With the late September sun blazing and the pinot noir grapes sweetening by the minute, Scatter attempts to move its attention from dreams of wine-y complexity to almost anything else.

1. The New Carissa. We met the news that the salvage of the stern of the New Carissa on the coast near Coos Bay was nearly complete with some unexpected sadness. Remove it as though it never happened? The derelict New Carissa was a formidable adversary, defying our best efforts to… well, do anything with her that we wanted. Just the saga of the bow section — towed (with great difficulty) out to sea for burial, it breaks free in a storm and re-grounds near Waldport, gets a tow back out to deep water where it is blasted by a destroyer and sunk by a torpedo into 10,000 feet of water — is incredible. It would have all been completely comic if oil from the ship hadn’t leaked and destroyed marine wildlife nearby. Put us in the camp with those who would have left a hunk of stern on the beach, not as a tourist attraction, mind you, which would have been silly, but as a monument to our folly, a permanent metaphor. (That’s Henk Pander’s Wreck of the New Carissa, above.)
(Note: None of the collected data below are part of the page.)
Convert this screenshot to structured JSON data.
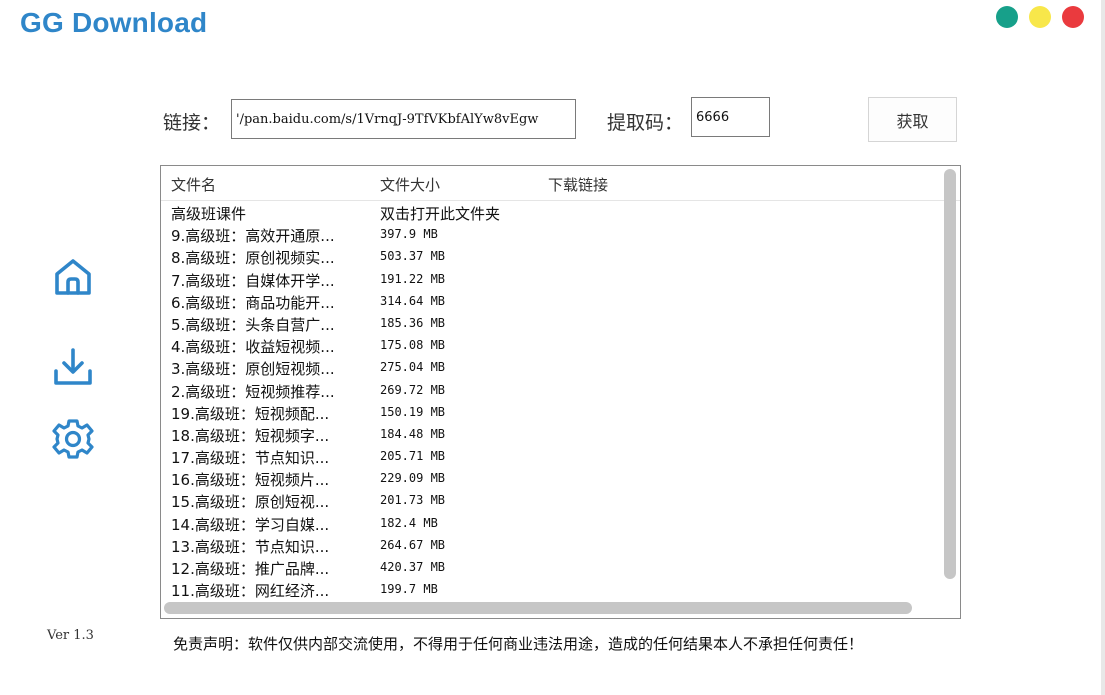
{
  "app": {
    "title": "GG Download",
    "version": "Ver 1.3"
  },
  "window_controls": {
    "colors": [
      "#17a08a",
      "#f8e74a",
      "#ea3a3e"
    ]
  },
  "sidebar": {
    "icons": [
      "home-icon",
      "download-icon",
      "settings-gear-icon"
    ],
    "accent_color": "#2f86c9"
  },
  "form": {
    "link_label": "链接：",
    "link_value": "'/pan.baidu.com/s/1VrnqJ-9TfVKbfAlYw8vEgw",
    "code_label": "提取码：",
    "code_value": "6666",
    "fetch_label": "获取"
  },
  "file_list": {
    "headers": [
      "文件名",
      "文件大小",
      "下载链接"
    ],
    "rows": [
      {
        "name": "高级班课件",
        "size": "双击打开此文件夹"
      },
      {
        "name": "9.高级班：高效开通原...",
        "size": "397.9 MB"
      },
      {
        "name": "8.高级班：原创视频实...",
        "size": "503.37 MB"
      },
      {
        "name": "7.高级班：自媒体开学...",
        "size": "191.22 MB"
      },
      {
        "name": "6.高级班：商品功能开...",
        "size": "314.64 MB"
      },
      {
        "name": "5.高级班：头条自营广...",
        "size": "185.36 MB"
      },
      {
        "name": "4.高级班：收益短视频...",
        "size": "175.08 MB"
      },
      {
        "name": "3.高级班：原创短视频...",
        "size": "275.04 MB"
      },
      {
        "name": "2.高级班：短视频推荐...",
        "size": "269.72 MB"
      },
      {
        "name": "19.高级班：短视频配...",
        "size": "150.19 MB"
      },
      {
        "name": "18.高级班：短视频字...",
        "size": "184.48 MB"
      },
      {
        "name": "17.高级班：节点知识...",
        "size": "205.71 MB"
      },
      {
        "name": "16.高级班：短视频片...",
        "size": "229.09 MB"
      },
      {
        "name": "15.高级班：原创短视...",
        "size": "201.73 MB"
      },
      {
        "name": "14.高级班：学习自媒...",
        "size": "182.4 MB"
      },
      {
        "name": "13.高级班：节点知识...",
        "size": "264.67 MB"
      },
      {
        "name": "12.高级班：推广品牌...",
        "size": "420.37 MB"
      },
      {
        "name": "11.高级班：网红经济...",
        "size": "199.7 MB"
      }
    ]
  },
  "footer": {
    "disclaimer": "免责声明：软件仅供内部交流使用，不得用于任何商业违法用途，造成的任何结果本人不承担任何责任！"
  }
}
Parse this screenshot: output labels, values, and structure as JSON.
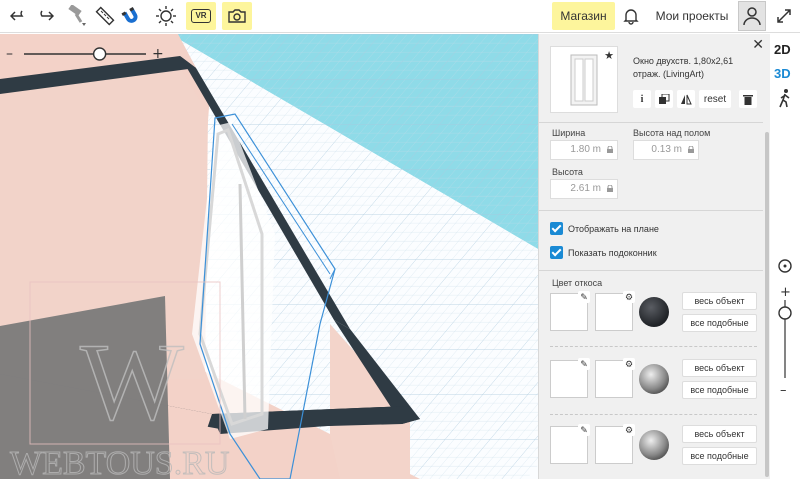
{
  "toolbar": {
    "undo_icon": "undo-icon",
    "redo_icon": "redo-icon",
    "brush_icon": "paint-roller-icon",
    "ruler_icon": "ruler-icon",
    "magnet_icon": "magnet-icon",
    "sun_icon": "sun-icon",
    "vr_label": "VR",
    "camera_icon": "camera-icon",
    "shop_label": "Магазин",
    "bell_icon": "bell-icon",
    "projects_label": "Мои проекты",
    "user_icon": "user-icon",
    "expand_icon": "expand-icon",
    "accent": "#fdf59c"
  },
  "zoom": {
    "minus": "–",
    "plus": "+",
    "level": 0.62
  },
  "panel": {
    "close": "✕",
    "object_title": "Окно двухств. 1,80х2,61 отраж. (LivingArt)",
    "favorite": "★",
    "actions": {
      "info": "i",
      "copy_icon": "duplicate-icon",
      "mirror_icon": "mirror-icon",
      "reset": "reset",
      "delete_icon": "trash-icon"
    },
    "width_label": "Ширина",
    "width_value": "1.80 m",
    "elevation_label": "Высота над полом",
    "elevation_value": "0.13 m",
    "height_label": "Высота",
    "height_value": "2.61 m",
    "show_on_plan": "Отображать на плане",
    "show_sill": "Показать подоконник",
    "slope_color_label": "Цвет откоса",
    "whole_object": "весь объект",
    "all_similar": "все подобные",
    "accent": "#1a8ad4"
  },
  "strip": {
    "mode_2d": "2D",
    "mode_3d": "3D",
    "walk_icon": "walk-icon",
    "plus": "+",
    "minus": "–"
  },
  "watermark": {
    "letter": "W",
    "text": "WEBTOUS.RU"
  }
}
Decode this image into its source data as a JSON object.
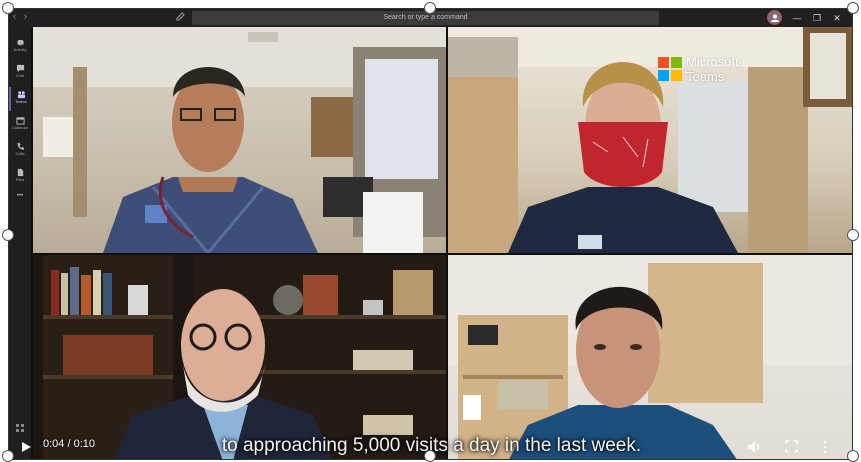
{
  "titlebar": {
    "back_glyph": "‹",
    "forward_glyph": "›",
    "search_placeholder": "Search or type a command",
    "minimize_glyph": "—",
    "restore_glyph": "❐",
    "close_glyph": "✕"
  },
  "rail": {
    "items": [
      {
        "label": "Activity",
        "icon": "bell-icon"
      },
      {
        "label": "Chat",
        "icon": "chat-icon"
      },
      {
        "label": "Teams",
        "icon": "teams-icon"
      },
      {
        "label": "Calendar",
        "icon": "calendar-icon"
      },
      {
        "label": "Calls",
        "icon": "phone-icon"
      },
      {
        "label": "Files",
        "icon": "file-icon"
      }
    ],
    "more_glyph": "•••"
  },
  "watermark": {
    "line1": "Microsoft",
    "line2": "Teams",
    "colors": [
      "#f25022",
      "#7fba00",
      "#00a4ef",
      "#ffb900"
    ]
  },
  "player": {
    "caption": "to approaching 5,000 visits a day in the last week.",
    "current_time": "0:04",
    "duration": "0:10",
    "time_display": "0:04 / 0:10"
  },
  "colors": {
    "teams_accent": "#6264a7",
    "rail_bg": "#1f1f1f",
    "titlebar_bg": "#202020"
  }
}
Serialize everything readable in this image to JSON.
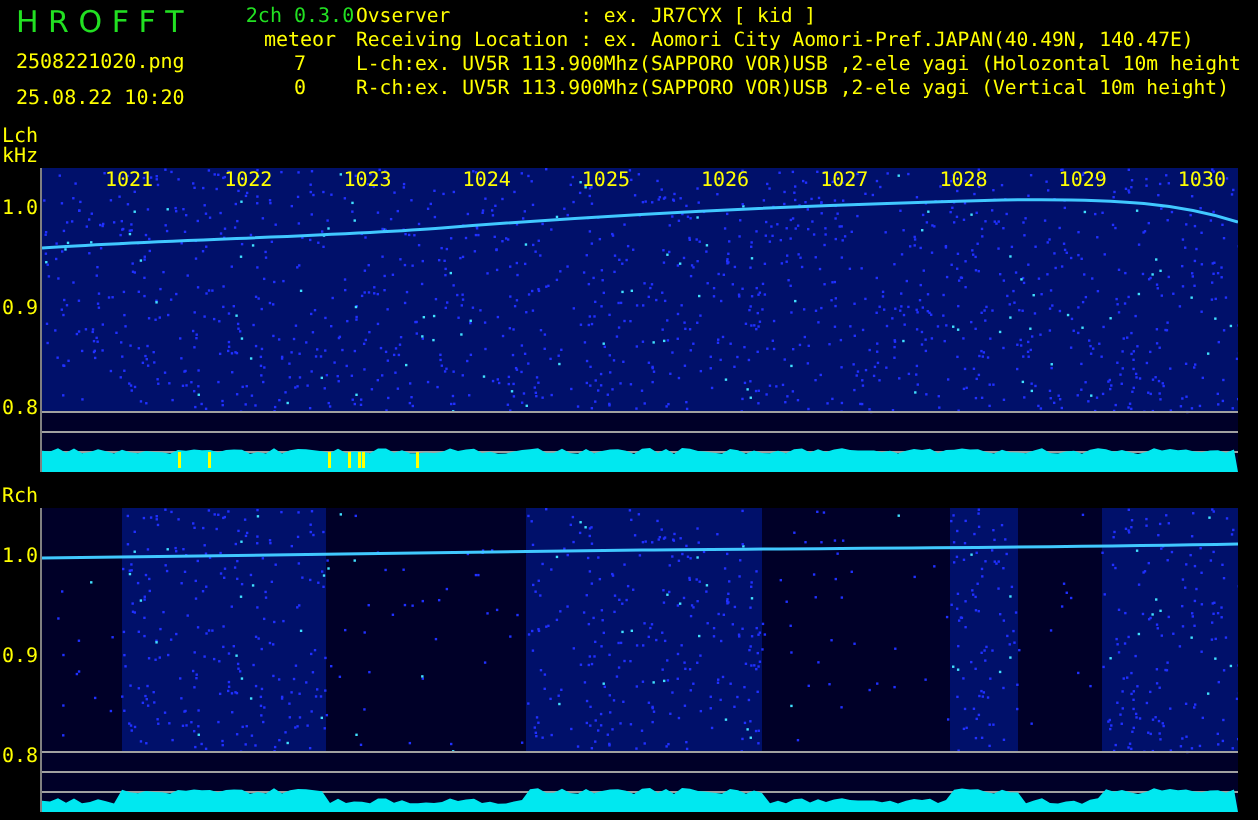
{
  "header": {
    "title": "H R O F F T",
    "version": "2ch 0.3.0",
    "filename": "2508221020.png",
    "datetime": "25.08.22 10:20",
    "meteor_label": "meteor",
    "meteor_counts": [
      "7",
      "0"
    ],
    "info_lines": [
      "Ovserver           : ex. JR7CYX [ kid ]",
      "Receiving Location : ex. Aomori City Aomori-Pref.JAPAN(40.49N, 140.47E)",
      "L-ch:ex. UV5R 113.900Mhz(SAPPORO VOR)USB ,2-ele yagi (Holozontal 10m height",
      "R-ch:ex. UV5R 113.900Mhz(SAPPORO VOR)USB ,2-ele yagi (Vertical 10m height)"
    ]
  },
  "panels": [
    {
      "label": "Lch",
      "unit": "kHz",
      "time_ticks": [
        "1021",
        "1022",
        "1023",
        "1024",
        "1025",
        "1026",
        "1027",
        "1028",
        "1029",
        "1030"
      ],
      "y_labels": [
        "1.0",
        "0.9",
        "0.8"
      ]
    },
    {
      "label": "Rch",
      "y_labels": [
        "1.0",
        "0.9",
        "0.8"
      ]
    }
  ]
}
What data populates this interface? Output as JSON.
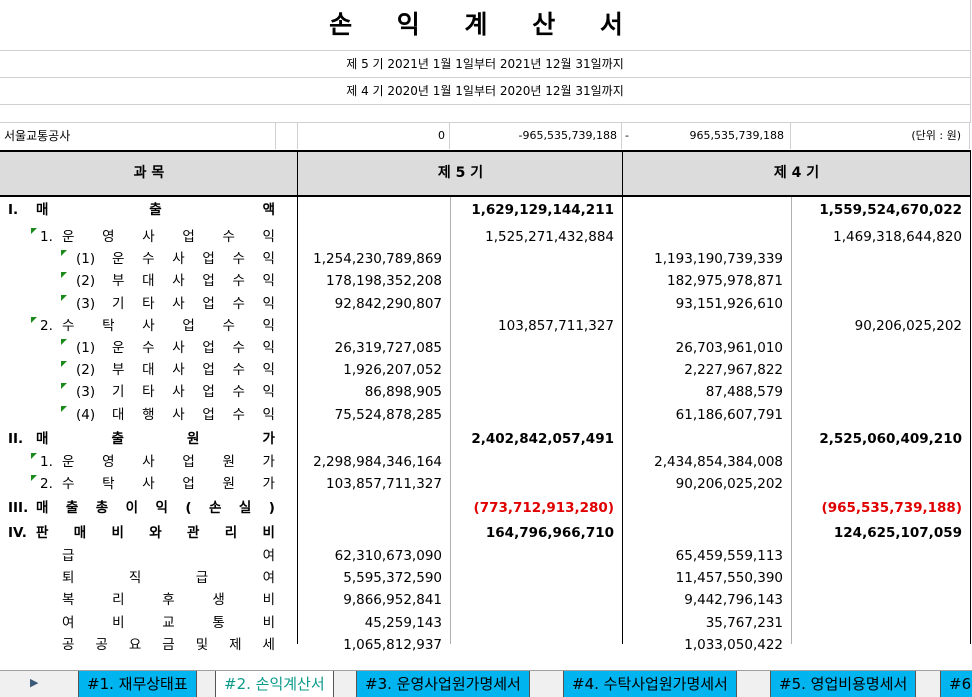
{
  "title": "손 익 계 산 서",
  "period_current": "제 5 기   2021년 1월 1일부터 2021년 12월 31일까지",
  "period_prior": "제 4 기   2020년 1월 1일부터 2020년 12월 31일까지",
  "info": {
    "company": "서울교통공사",
    "val1": "0",
    "val2": "-965,535,739,188",
    "dash": "-",
    "val3": "965,535,739,188",
    "unit": "(단위 : 원)"
  },
  "header": {
    "subject": "과          목",
    "current": "제 5 기",
    "prior": "제 4 기"
  },
  "rows": [
    {
      "num": "I.",
      "label": "매출액",
      "c1": "",
      "c2": "1,629,129,144,211",
      "c3": "",
      "c4": "1,559,524,670,022",
      "major": true
    },
    {
      "num": "1.",
      "label": "운영사업수익",
      "c1": "",
      "c2": "1,525,271,432,884",
      "c3": "",
      "c4": "1,469,318,644,820",
      "ind": 1
    },
    {
      "num": "(1)",
      "label": "운수사업수익",
      "c1": "1,254,230,789,869",
      "c2": "",
      "c3": "1,193,190,739,339",
      "c4": "",
      "ind": 2
    },
    {
      "num": "(2)",
      "label": "부대사업수익",
      "c1": "178,198,352,208",
      "c2": "",
      "c3": "182,975,978,871",
      "c4": "",
      "ind": 2
    },
    {
      "num": "(3)",
      "label": "기타사업수익",
      "c1": "92,842,290,807",
      "c2": "",
      "c3": "93,151,926,610",
      "c4": "",
      "ind": 2
    },
    {
      "num": "2.",
      "label": "수탁사업수익",
      "c1": "",
      "c2": "103,857,711,327",
      "c3": "",
      "c4": "90,206,025,202",
      "ind": 1
    },
    {
      "num": "(1)",
      "label": "운수사업수익",
      "c1": "26,319,727,085",
      "c2": "",
      "c3": "26,703,961,010",
      "c4": "",
      "ind": 2
    },
    {
      "num": "(2)",
      "label": "부대사업수익",
      "c1": "1,926,207,052",
      "c2": "",
      "c3": "2,227,967,822",
      "c4": "",
      "ind": 2
    },
    {
      "num": "(3)",
      "label": "기타사업수익",
      "c1": "86,898,905",
      "c2": "",
      "c3": "87,488,579",
      "c4": "",
      "ind": 2
    },
    {
      "num": "(4)",
      "label": "대행사업수익",
      "c1": "75,524,878,285",
      "c2": "",
      "c3": "61,186,607,791",
      "c4": "",
      "ind": 2
    },
    {
      "num": "II.",
      "label": "매출원가",
      "c1": "",
      "c2": "2,402,842,057,491",
      "c3": "",
      "c4": "2,525,060,409,210",
      "major": true
    },
    {
      "num": "1.",
      "label": "운영사업원가",
      "c1": "2,298,984,346,164",
      "c2": "",
      "c3": "2,434,854,384,008",
      "c4": "",
      "ind": 1
    },
    {
      "num": "2.",
      "label": "수탁사업원가",
      "c1": "103,857,711,327",
      "c2": "",
      "c3": "90,206,025,202",
      "c4": "",
      "ind": 1
    },
    {
      "num": "III.",
      "label": "매출총이익(손실)",
      "c1": "",
      "c2": "(773,712,913,280)",
      "c3": "",
      "c4": "(965,535,739,188)",
      "major": true,
      "neg": true
    },
    {
      "num": "IV.",
      "label": "판매비와관리비",
      "c1": "",
      "c2": "164,796,966,710",
      "c3": "",
      "c4": "124,625,107,059",
      "major": true
    },
    {
      "num": "",
      "label": "급여",
      "c1": "62,310,673,090",
      "c2": "",
      "c3": "65,459,559,113",
      "c4": "",
      "ind": 3
    },
    {
      "num": "",
      "label": "퇴직급여",
      "c1": "5,595,372,590",
      "c2": "",
      "c3": "11,457,550,390",
      "c4": "",
      "ind": 3
    },
    {
      "num": "",
      "label": "복리후생비",
      "c1": "9,866,952,841",
      "c2": "",
      "c3": "9,442,796,143",
      "c4": "",
      "ind": 3
    },
    {
      "num": "",
      "label": "여비교통비",
      "c1": "45,259,143",
      "c2": "",
      "c3": "35,767,231",
      "c4": "",
      "ind": 3
    },
    {
      "num": "",
      "label": "공공요금및제세",
      "c1": "1,065,812,937",
      "c2": "",
      "c3": "1,033,050,422",
      "c4": "",
      "ind": 3
    }
  ],
  "tabs": [
    "#1. 재무상태표",
    "#2. 손익계산서",
    "#3. 운영사업원가명세서",
    "#4. 수탁사업원가명세서",
    "#5. 영업비용명세서",
    "#6"
  ],
  "active_tab": 1,
  "icons": {
    "nav_next": "triangle-right"
  },
  "colors": {
    "negative": "#e00000",
    "header_bg": "#dcdcdc",
    "tab_bg": "#00b4f0",
    "active_tab_text": "#0a9a8a",
    "comment_marker": "#1a8a1a"
  }
}
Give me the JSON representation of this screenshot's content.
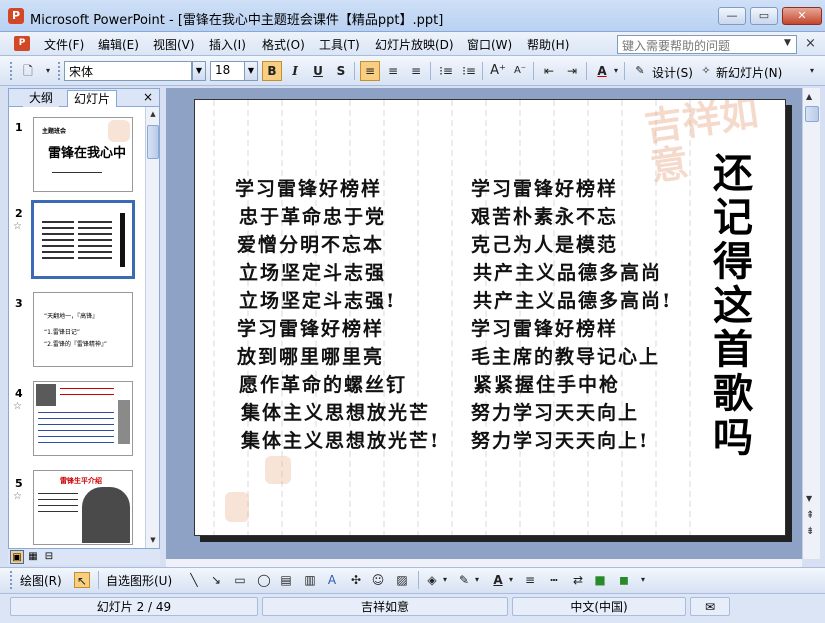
{
  "window": {
    "title": "Microsoft PowerPoint - [雷锋在我心中主题班会课件【精品ppt】.ppt]",
    "minimize": "—",
    "maximize": "▭",
    "close": "✕"
  },
  "menu": {
    "items": [
      "文件(F)",
      "编辑(E)",
      "视图(V)",
      "插入(I)",
      "格式(O)",
      "工具(T)",
      "幻灯片放映(D)",
      "窗口(W)",
      "帮助(H)"
    ],
    "help_placeholder": "键入需要帮助的问题"
  },
  "toolbar": {
    "font_name": "宋体",
    "font_size": "18",
    "bold": "B",
    "italic": "I",
    "underline": "U",
    "shadow": "S",
    "design_label": "设计(S)",
    "new_slide_label": "新幻灯片(N)"
  },
  "panel": {
    "tab_outline": "大纲",
    "tab_slides": "幻灯片",
    "close": "×",
    "slides": [
      {
        "num": "1",
        "title_small": "主题班会",
        "title_big": "雷锋在我心中"
      },
      {
        "num": "2",
        "star": "☆"
      },
      {
        "num": "3",
        "lines": [
          "“天翻地一，『高锋』",
          "“1.雷锋日记”",
          "“2.雷锋的『雷锋精神』”"
        ]
      },
      {
        "num": "4",
        "star": "☆",
        "side_text": "雷锋简介"
      },
      {
        "num": "5",
        "star": "☆",
        "title_red": "雷锋生平介绍"
      }
    ]
  },
  "slide": {
    "left_column": [
      "学习雷锋好榜样",
      "忠于革命忠于党",
      "爱憎分明不忘本",
      "立场坚定斗志强",
      "立场坚定斗志强!",
      "学习雷锋好榜样",
      "放到哪里哪里亮",
      "愿作革命的螺丝钉",
      "集体主义思想放光芒",
      "集体主义思想放光芒!"
    ],
    "right_column": [
      "学习雷锋好榜样",
      "艰苦朴素永不忘",
      "克己为人是模范",
      "共产主义品德多高尚",
      "共产主义品德多高尚!",
      "学习雷锋好榜样",
      "毛主席的教导记心上",
      "紧紧握住手中枪",
      "努力学习天天向上",
      "努力学习天天向上!"
    ],
    "vertical_title": [
      "还",
      "记",
      "得",
      "这",
      "首",
      "歌",
      "吗"
    ],
    "seal_text": "吉祥如意"
  },
  "drawbar": {
    "draw_label": "绘图(R)",
    "autoshapes_label": "自选图形(U)"
  },
  "status": {
    "slide_info": "幻灯片 2 / 49",
    "design_name": "吉祥如意",
    "language": "中文(中国)"
  }
}
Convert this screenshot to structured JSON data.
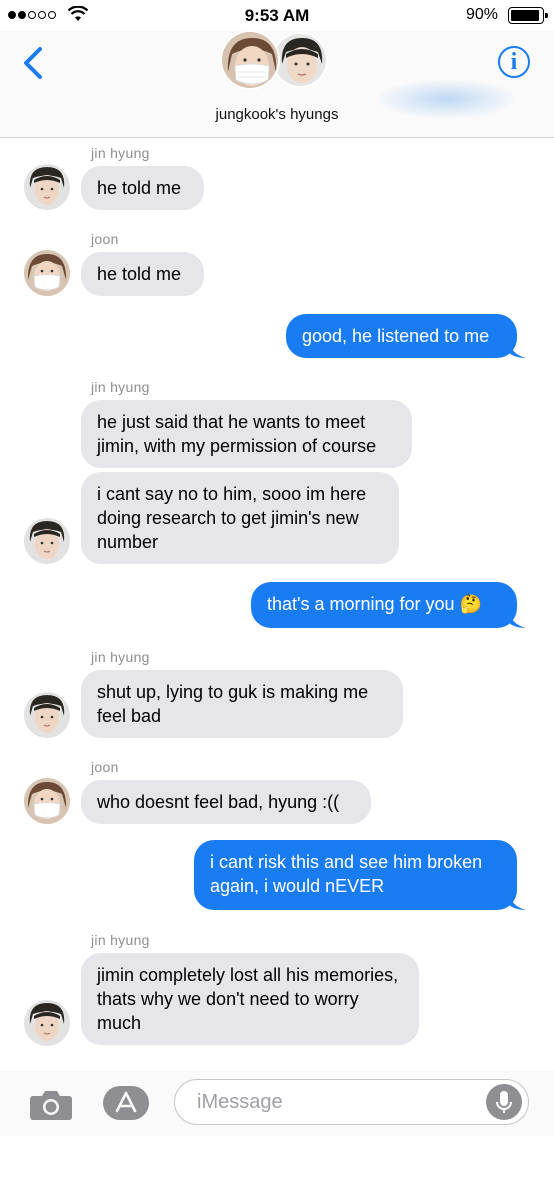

2. WaMu, Seattle misses you. We linked you to Regina Hackett’s story in the Seattle P-I that detailed some worry about the fate of Washington Mutual and the building-sharing agreement it has with the Seattle Art Museum. Now, of course, WaMu has turned into a subsidiary of JP Morgan Chase & Co. and her new story with John Marshall talks about the worry at many other Seattle arts organizations that WaMu’s extensive arts funding will diminish or disappear. This is just the direct fallout from the sub-prime loan mess; we have yet to see how much deeper this blade will cut.

3. Mark Rothko at the Tate. Scatter follows Rothko pretty closely — he went to Lincoln High School, after all, and was a friend of Portland painters Carl and Hilda Morris — even though we sometimes don’t know what to make of him. Or maybe it’s that we think different things about him at different times. In any case, the show of his late work (1958 when he famously withdrew from his Four Seasons restaurant commission in the Seagram buildling until his suicide in 1970) at the Tate Modern in London is drawing similarly mixed responses. We recommend a reading of Laura Cumming’s review in the Observer, which describes an exhausted Rothko and locates the figurative elements threatening to bust loose in all the abstraction. Rachel Campbell-Johnston in the London Times, however, finds something altogether different — a lighter, brighter, soaring Rothko. Let’s see: exhausted or soaring? Maybe a trip to London to sort all of this out would be in order if only the Scatter piggy bank didn’t rattle so forlornly.